Maidstone Market Wins Ninth Title, Ruggers Honor Miller and Lock

Maidstone Market, the Yankees, as it were, of soccer here, won their ninth championship in Herrick Park’s 7-on-7 league
Maidstone Market after the team’s 7-on-7 league victory over Tortorella Pools at Herrick Park on Dec. 3. Leslie Czeladko

    Connor Miller and James Lock shared the Montauk Rugby Club’s player of the year award at the club’s holiday dinner at Page at 63 Main restaurant in Sag Harbor on Friday.
    Miller, a 23-year-old inside center who was a wrestler in high school and college, and the English-born Lock, who is in his early 30s, were key factors in the Sharks’ 6-1 fall season, a finish that resulted in their receiving a bye in the first round of this coming spring’s regional playoffs.
    Meanwhile, in other men’s sports news this week, Maidstone Market, the Yankees, as it were, of soccer here, won their ninth championship in Herrick Park’s 7-on-7 league, besting Tortorella Pools 2-1 in the final on Dec. 3.
    Leslie Czeladko, the league’s spokesman and Tortorella’s manager, said that Tortorella had made a game of it despite the fact that one of its scoring threats, Jose Almonsa, arrived late, and that another, David Rodriguez, was hobbled by an ankle injury.
    Craig Caiazca, Tortorella’s goalie, kept his team in the game in the early going, parrying several serious Maidstone shots.
    Midway through the first half, John Romero slipped by a defender, Steven Orrego, who had fallen down, and blasted a shot by Caiazca from about 10 yards out. What proved to be the game-winner came just before the halftime break as Hector Marles slid in at the left post to convert a pass from Antonio Padilla.

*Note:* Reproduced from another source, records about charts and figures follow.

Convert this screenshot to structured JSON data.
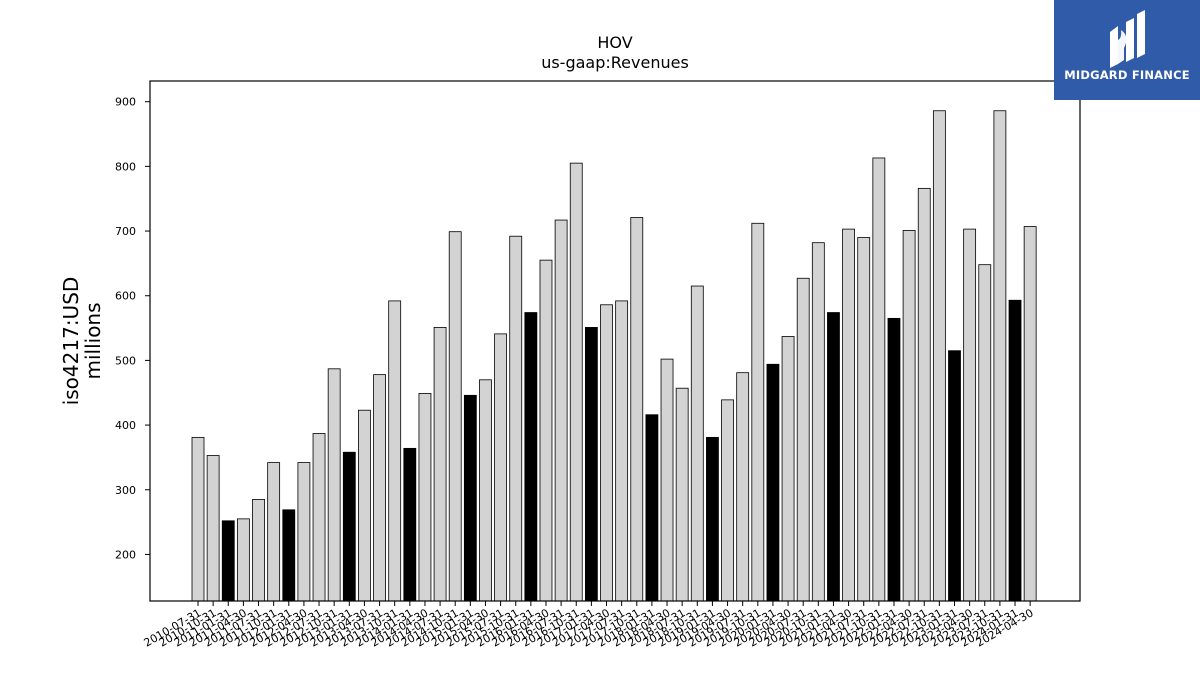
{
  "chart_data": {
    "type": "bar",
    "title": "HOV",
    "subtitle": "us-gaap:Revenues",
    "ylabel_line1": "iso4217:USD",
    "ylabel_line2": "millions",
    "ylim": [
      128,
      932
    ],
    "yticks": [
      200,
      300,
      400,
      500,
      600,
      700,
      800,
      900
    ],
    "grid": false,
    "categories": [
      "2010-07-31",
      "2010-10-31",
      "2011-01-31",
      "2011-04-30",
      "2011-07-31",
      "2011-10-31",
      "2012-01-31",
      "2012-04-30",
      "2012-07-31",
      "2012-10-31",
      "2013-01-31",
      "2013-04-30",
      "2013-07-31",
      "2013-10-31",
      "2014-01-31",
      "2014-04-30",
      "2014-07-31",
      "2014-10-31",
      "2015-01-31",
      "2015-04-30",
      "2015-07-31",
      "2015-10-31",
      "2016-01-31",
      "2016-04-30",
      "2016-07-31",
      "2016-10-31",
      "2017-01-31",
      "2017-04-30",
      "2017-07-31",
      "2017-10-31",
      "2018-01-31",
      "2018-04-30",
      "2018-07-31",
      "2018-10-31",
      "2019-01-31",
      "2019-04-30",
      "2019-07-31",
      "2019-10-31",
      "2020-01-31",
      "2020-04-30",
      "2020-07-31",
      "2020-10-31",
      "2021-01-31",
      "2021-04-30",
      "2021-07-31",
      "2021-10-31",
      "2022-01-31",
      "2022-04-30",
      "2022-07-31",
      "2022-10-31",
      "2023-01-31",
      "2023-04-30",
      "2023-07-31",
      "2023-10-31",
      "2024-01-31",
      "2024-04-30"
    ],
    "values": [
      381,
      353,
      252,
      255,
      285,
      342,
      269,
      342,
      387,
      487,
      358,
      423,
      478,
      592,
      364,
      449,
      551,
      699,
      446,
      470,
      541,
      692,
      574,
      655,
      717,
      805,
      551,
      586,
      592,
      721,
      416,
      502,
      457,
      615,
      381,
      439,
      481,
      712,
      494,
      537,
      627,
      682,
      574,
      703,
      690,
      813,
      565,
      701,
      766,
      886,
      515,
      703,
      648,
      886,
      593,
      707
    ],
    "highlighted": [
      false,
      false,
      true,
      false,
      false,
      false,
      true,
      false,
      false,
      false,
      true,
      false,
      false,
      false,
      true,
      false,
      false,
      false,
      true,
      false,
      false,
      false,
      true,
      false,
      false,
      false,
      true,
      false,
      false,
      false,
      true,
      false,
      false,
      false,
      true,
      false,
      false,
      false,
      true,
      false,
      false,
      false,
      true,
      false,
      false,
      false,
      true,
      false,
      false,
      false,
      true,
      false,
      false,
      false,
      true,
      false
    ],
    "colors": {
      "bar_fill": "#d3d3d3",
      "bar_highlight": "#000000",
      "bar_edge": "#000000"
    }
  },
  "logo": {
    "text": "MIDGARD FINANCE",
    "background": "#2f5ba8"
  }
}
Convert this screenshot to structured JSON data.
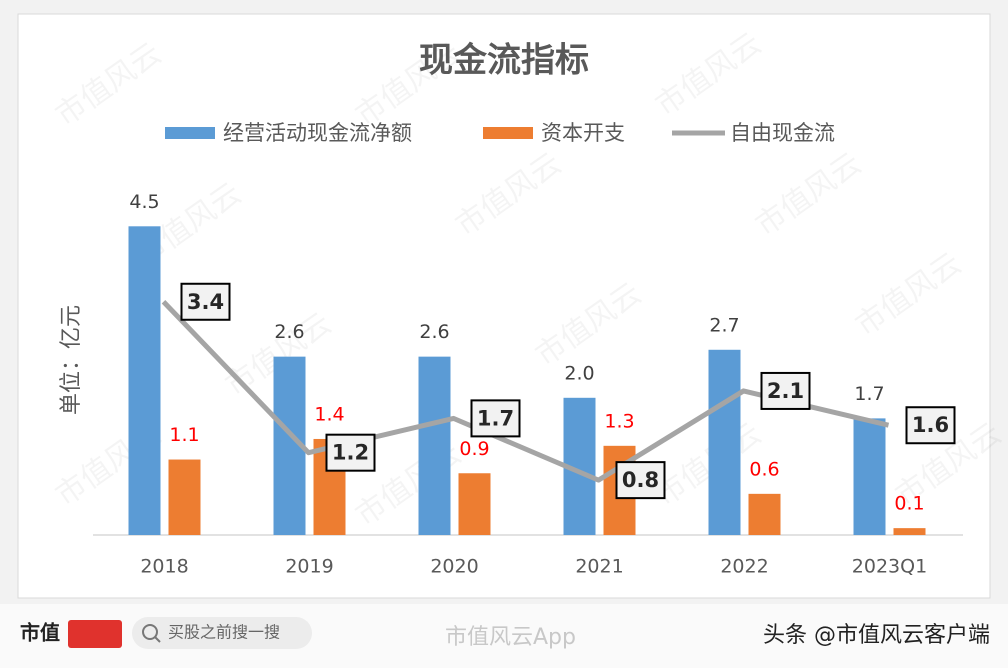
{
  "chart_data": {
    "type": "bar-line",
    "title": "现金流指标",
    "y_label": "单位：亿元",
    "categories": [
      "2018",
      "2019",
      "2020",
      "2021",
      "2022",
      "2023Q1"
    ],
    "ylim": [
      0,
      5
    ],
    "series": [
      {
        "name": "经营活动现金流净额",
        "kind": "bar",
        "color": "#5b9bd5",
        "label_color": "#404040",
        "values": [
          4.5,
          2.6,
          2.6,
          2.0,
          2.7,
          1.7
        ],
        "value_labels": [
          "4.5",
          "2.6",
          "2.6",
          "2.0",
          "2.7",
          "1.7"
        ]
      },
      {
        "name": "资本开支",
        "kind": "bar",
        "color": "#ed7d31",
        "label_color": "#ff0000",
        "values": [
          1.1,
          1.4,
          0.9,
          1.3,
          0.6,
          0.1
        ],
        "value_labels": [
          "1.1",
          "1.4",
          "0.9",
          "1.3",
          "0.6",
          "0.1"
        ]
      },
      {
        "name": "自由现金流",
        "kind": "line",
        "color": "#a5a5a5",
        "label_color": "#262626",
        "values": [
          3.4,
          1.2,
          1.7,
          0.8,
          2.1,
          1.6
        ],
        "value_labels": [
          "3.4",
          "1.2",
          "1.7",
          "0.8",
          "2.1",
          "1.6"
        ]
      }
    ]
  },
  "watermark": "市值风云",
  "footer": {
    "logo": "市值",
    "search": "买股之前搜一搜",
    "app": "市值风云App",
    "source": "头条 @市值风云客户端"
  }
}
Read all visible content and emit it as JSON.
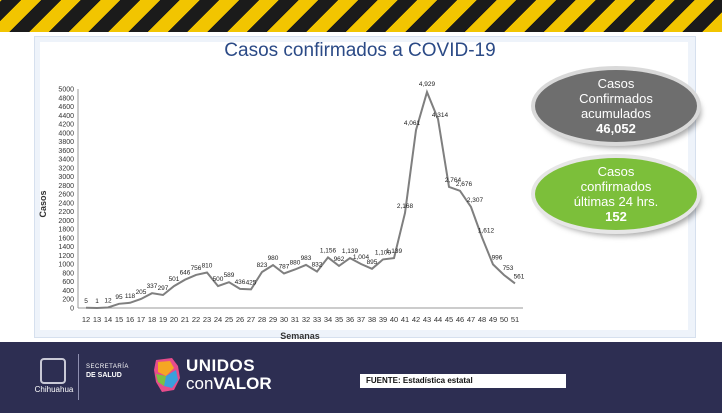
{
  "title": "Casos confirmados a COVID-19",
  "footer": {
    "source": "FUENTE: Estadística estatal",
    "state_logo_text": "Chihuahua",
    "secretaria_line1": "SECRETARÍA",
    "secretaria_line2": "DE SALUD",
    "campaign_line1": "UNIDOS",
    "campaign_line2a": "con",
    "campaign_line2b": "VALOR"
  },
  "summary": {
    "accumulated_label": "Casos Confirmados acumulados",
    "accumulated_value": "46,052",
    "last24_label": "Casos confirmados últimas 24 hrs.",
    "last24_value": "152"
  },
  "colors": {
    "line": "#7f7f7f",
    "title": "#2b4a86",
    "oval_gray": "#6e6e6e",
    "oval_green": "#7cbf3a"
  },
  "chart_data": {
    "type": "line",
    "xlabel": "Semanas",
    "ylabel": "Casos",
    "ylim": [
      0,
      5000
    ],
    "ytick_step": 200,
    "grid": false,
    "x": [
      12,
      13,
      14,
      15,
      16,
      17,
      18,
      19,
      20,
      21,
      22,
      23,
      24,
      25,
      26,
      27,
      28,
      29,
      30,
      31,
      32,
      33,
      34,
      35,
      36,
      37,
      38,
      39,
      40,
      41,
      42,
      43,
      44,
      45,
      46,
      47,
      48,
      49,
      50,
      51
    ],
    "values": [
      5,
      1,
      12,
      95,
      118,
      205,
      337,
      297,
      501,
      646,
      756,
      810,
      500,
      589,
      436,
      425,
      823,
      980,
      787,
      880,
      983,
      832,
      1156,
      962,
      1139,
      1004,
      895,
      1109,
      1139,
      2168,
      4061,
      4929,
      4314,
      2764,
      2676,
      2307,
      1612,
      996,
      753,
      561
    ],
    "labels": [
      "5",
      "1",
      "12",
      "95",
      "118",
      "205",
      "337",
      "297",
      "501",
      "646",
      "756",
      "810",
      "500",
      "589",
      "436",
      "425",
      "823",
      "980",
      "787",
      "880",
      "983",
      "832",
      "1,156",
      "962",
      "1,139",
      "1,004",
      "895",
      "1,109",
      "1,139",
      "2,168",
      "4,061",
      "4,929",
      "4,314",
      "2,764",
      "2,676",
      "2,307",
      "1,612",
      "996",
      "753",
      "561"
    ]
  }
}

    Though trailing 2-0, Tortorella, according to Czeladko, played very well in the second half. Oscar Reinoso made it 2-1 with about 15 minutes to play when, after Almonsa had received a pass from Danny Salazar and had kicked the ball by the onrushing Maidstone goalie, Alex Meza, he slid in for the kill at the far post.
    Tortorella played the last 12 or so minutes a man-up — the result of Gerber Garcia’s ejection after tripping Rodolfo Marin — though the perennial champions’ defense held.
    Czeladko said afterward that it was the fifth time Maidstone and Tortorella had met in the championship match.
    Teams got together by John Romero Sr., Maidstone’s manager, and by Duvan Castro are playing in an indoor league this winter at the Southampton Recreation Center. Indoor 7-on-7 leagues at the Sportime arena in Amagansett are to begin this week.
    Back to the rugby dinner, Rich Brierley, the Sharks’ coach, said Nick Finazzo, a veteran second-row forward, had received the clubman of the year award “for his fund-raising and organizational work off the field. . . . He’s the one when we need something done.”
    A new “lifetime achievement” award — one that the club intends to give periodically henceforth, said Brierley — was bestowed upon the club’s founder, Charlie Whitmore.
    “He’s been with us the whole way,” said Brierley, who added that other alumni, players who’ve been retired for at least 15 years, would be considered as recipients of lifetime achievement awards in the future.
    As for the spring, “We and Danbury are the top two [Empire Geographical Union] teams,” said Brierley. “The third, fourth, fifth, and sixth teams are to play off on April 20. We’ll play the higher-seeded team among those four over the May 4-5 weekend, probably at Randall’s Island in New York City. If we win both games we play that weekend, we’ll go on to the national Sweet 16. Those games were played in Pittsburgh last year.”
    Meanwhile, the side is holding practice sessions — to which all comers are welcome — Tuesdays and Thursdays from 7 to 8:30 p.m. in East Hampton High School’s gym.
    Regarding the club’s co-players of the year, Montauk’s coach said, “James had been a wing forward, but immediately volunteered when we said we needed someone to move up to prop forward in the absence of Danny Fagan. They’re quite different positions. Wing forwards play in the loose — they’re like linebackers. Props are in ‘the engine room.’ They’ve got to be able to win the ball in the scrums. If they don’t, it’s hard to get any momentum going. James not only did well in that phase of play, but he was also very good in the loose.”
    “Connor is a natural tackler, he’s extremely fast, and he has great body position. He knows how to get tackled so that he can keep recycling the ball. He also has the ability to break loose. He gets us a lot of big yards.”